Philippe Chatrier n’était pas qu’un bon joueur de tennis Français. Il avait plusieurs cordes à son arc. Né le 2 février 1928, il fait partie des acteurs incontournables du tennis qui ont rendu ce sport aussi populaire. Champion de France juniors en 1945, il a atteint le sixième rang national en 1952 grâce, entre autres, à ses participations aux tournois du Grand Chelem et aux Coupes Davis. Toutefois, ses plus grandes réalisations ont été faites à postériori.

Chatrier a mis un terme à sa carrière de sportif après le tournoi de Wimbledon 1953 pour se reconvertir dans le journalisme et créer son premier titre de presse « Tennis de France » cette même année.
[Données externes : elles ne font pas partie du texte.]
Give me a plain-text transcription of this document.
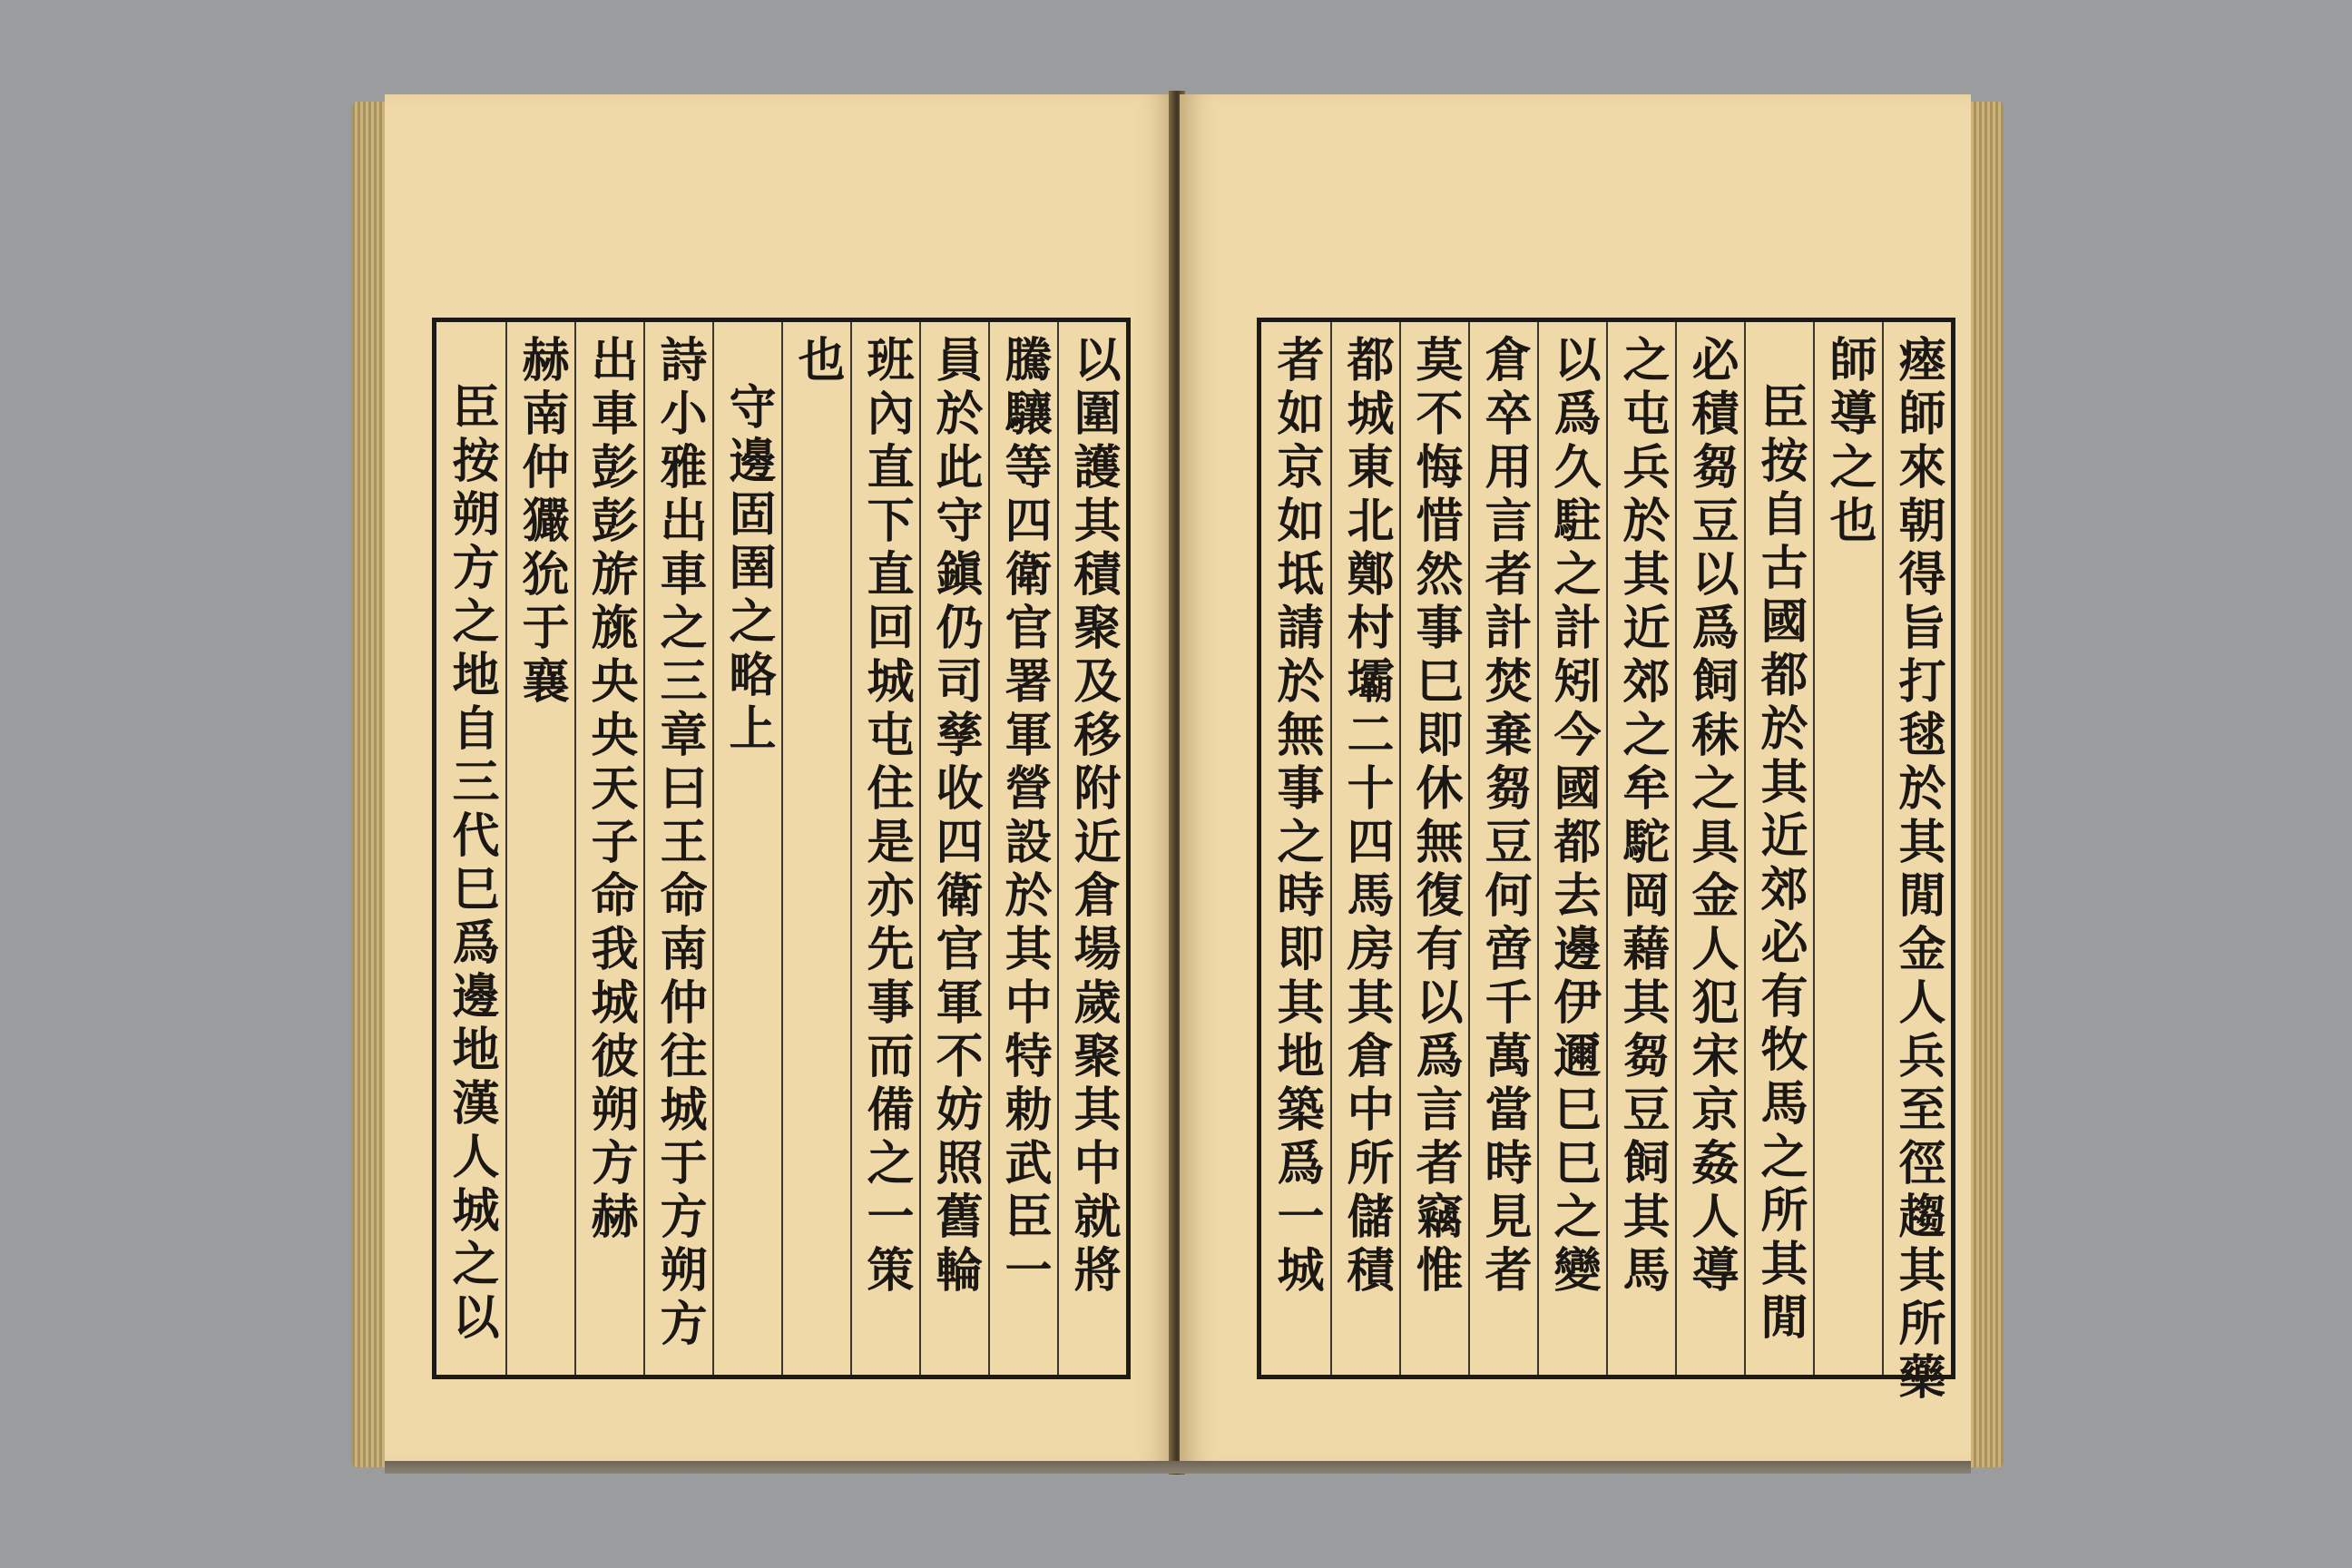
以圍護其積聚及移附近倉場歲聚其中就將
騰驤等四衛官署軍營設於其中特勅武臣一
員於此守鎭仍司孳收四衛官軍不妨照舊輪
班內直下直回城屯住是亦先事而備之一策
也
守邊固圉之略上
詩小雅出車之三章曰王命南仲往城于方朔方
出車彭彭旂旐央央天子命我城彼朔方赫
赫南仲玁狁于襄
臣按朔方之地自三代巳爲邊地漢人城之以	瘞師來朝得旨打毬於其閒金人兵至徑趨其所藥
師導之也
臣按自古國都於其近郊必有牧馬之所其閒
必積芻豆以爲飼秣之具金人犯宋京姦人導
之屯兵於其近郊之牟駝岡藉其芻豆飼其馬
以爲久駐之計矧今國都去邊伊邇巳巳之變
倉卒用言者計焚棄芻豆何啻千萬當時見者
莫不悔惜然事巳即休無復有以爲言者竊惟
都城東北鄭村壩二十四馬房其倉中所儲積
者如京如坻請於無事之時即其地築爲一城
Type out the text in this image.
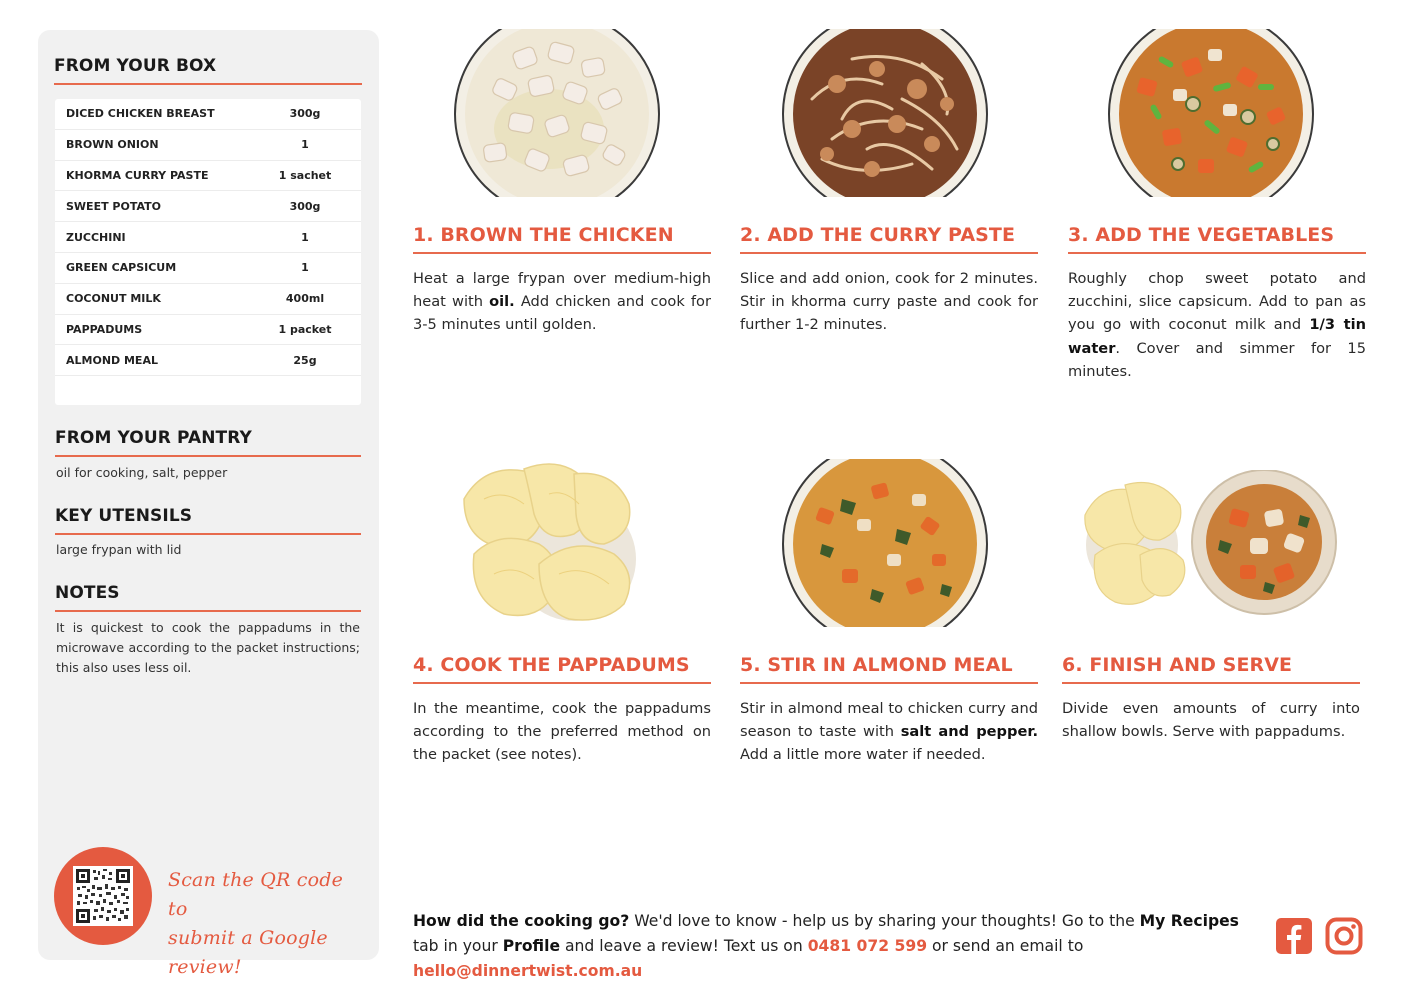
FROM YOUR BOX
DICED CHICKEN BREAST	300g
BROWN ONION	1
KHORMA CURRY PASTE	1 sachet
SWEET POTATO	300g
ZUCCHINI	1
GREEN CAPSICUM	1
COCONUT MILK	400ml
PAPPADUMS	1 packet
ALMOND MEAL	25g
FROM YOUR PANTRY
oil for cooking, salt, pepper
KEY UTENSILS
large frypan with lid
NOTES
It is quickest to cook the pappadums in the microwave according to the packet instructions; this also uses less oil.
Scan the QR code to
submit a Google review!
1. BROWN THE CHICKEN
Heat a large frypan over medium-high heat with oil. Add chicken and cook for 3-5 minutes until golden.
2. ADD THE CURRY PASTE
Slice and add onion, cook for 2 minutes. Stir in khorma curry paste and cook for further 1-2 minutes.
3. ADD THE VEGETABLES
Roughly chop sweet potato and zucchini, slice capsicum. Add to pan as you go with coconut milk and 1/3 tin water. Cover and simmer for 15 minutes.
4. COOK THE PAPPADUMS
In the meantime, cook the pappadums according to the preferred method on the packet (see notes).
5. STIR IN ALMOND MEAL
Stir in almond meal to chicken curry and season to taste with salt and pepper. Add a little more water if needed.
6. FINISH AND SERVE
Divide even amounts of curry into shallow bowls. Serve with pappadums.
How did the cooking go? We'd love to know - help us by sharing your thoughts! Go to the My Recipes tab in your Profile and leave a review! Text us on 0481 072 599 or send an email to hello@dinnertwist.com.au
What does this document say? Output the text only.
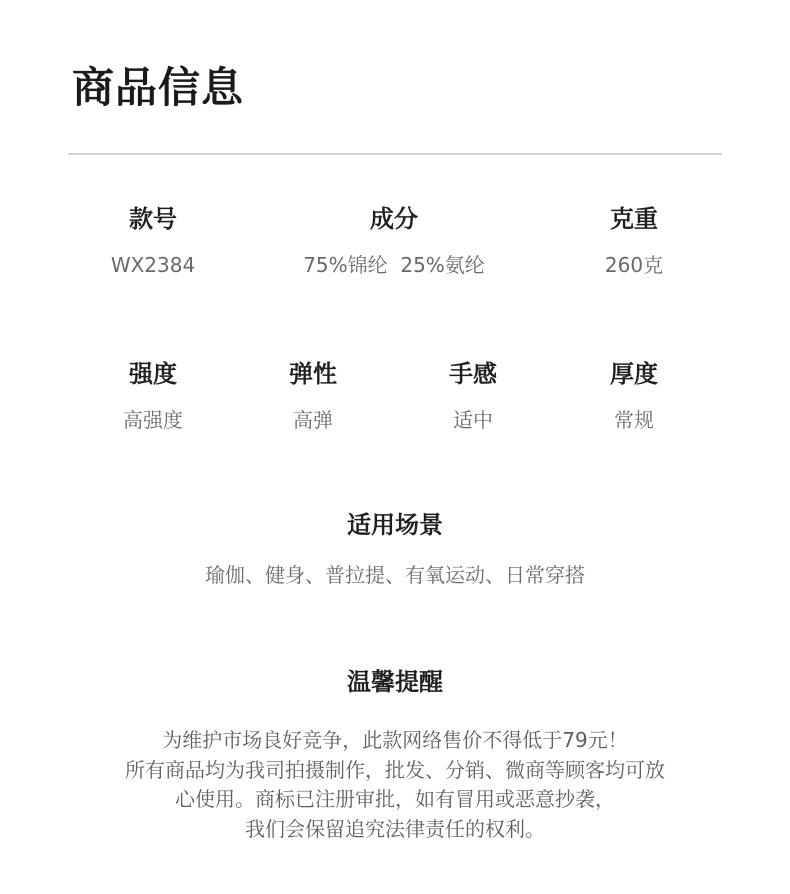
商品信息
款号
WX2384
成分
75%锦纶  25%氨纶
克重
260克
强度
高强度
弹性
高弹
手感
适中
厚度
常规
适用场景
瑜伽、健身、普拉提、有氧运动、日常穿搭
温馨提醒
为维护市场良好竞争，此款网络售价不得低于79元！
所有商品均为我司拍摄制作，批发、分销、微商等顾客均可放
心使用。商标已注册审批，如有冒用或恶意抄袭，
我们会保留追究法律责任的权利。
Mais ce n’était pas suffisant pour lui. Philippe Chatrier se devait de s’investir davantage dans le monde du tennis, si bien qu’après avoir entraîné l’équipe de France en 1968, il est devenu vice-président de la Fédération Française de Tennis. Petit à petit, il a gravi les échelons jusqu’à prendre la tête de la Fédération Internationale en 1977.

Au fil des années, Philippe Chatrier est devenu un acteur majeur du tennis mondial. Il a contribué à réconcilier le tennis professionnel avec le tennis amateur et a popularisé la discipline. Sous sa présidence, la Fédération a multiplié par six le nombre de licenciés. Elle en comptait alors plus d’un million. Parallèlement, Chatrier a milité pour le retour de la petite balle jaune au programme olympique. Ses démarches ont été couronnées de succès, puisque le tennis est réapparu aux Jeux Olympiques dès 1988.

Hélas, Philippe Chatrier souffrait de la maladie d’Alzheimer, ce pourquoi les dernières années de sa vie n’ont pas été les plus simples (une fondation de lutte contre cette maladie a d’ailleurs été créée en son nom). Un an après son décès en 2000, le court central de Roland-Garros a été rebaptisé en l’honneur de celui qui s’est battu tout au long de sa vie pour faire du tennis l’un des sports les plus appréciés à ce jour.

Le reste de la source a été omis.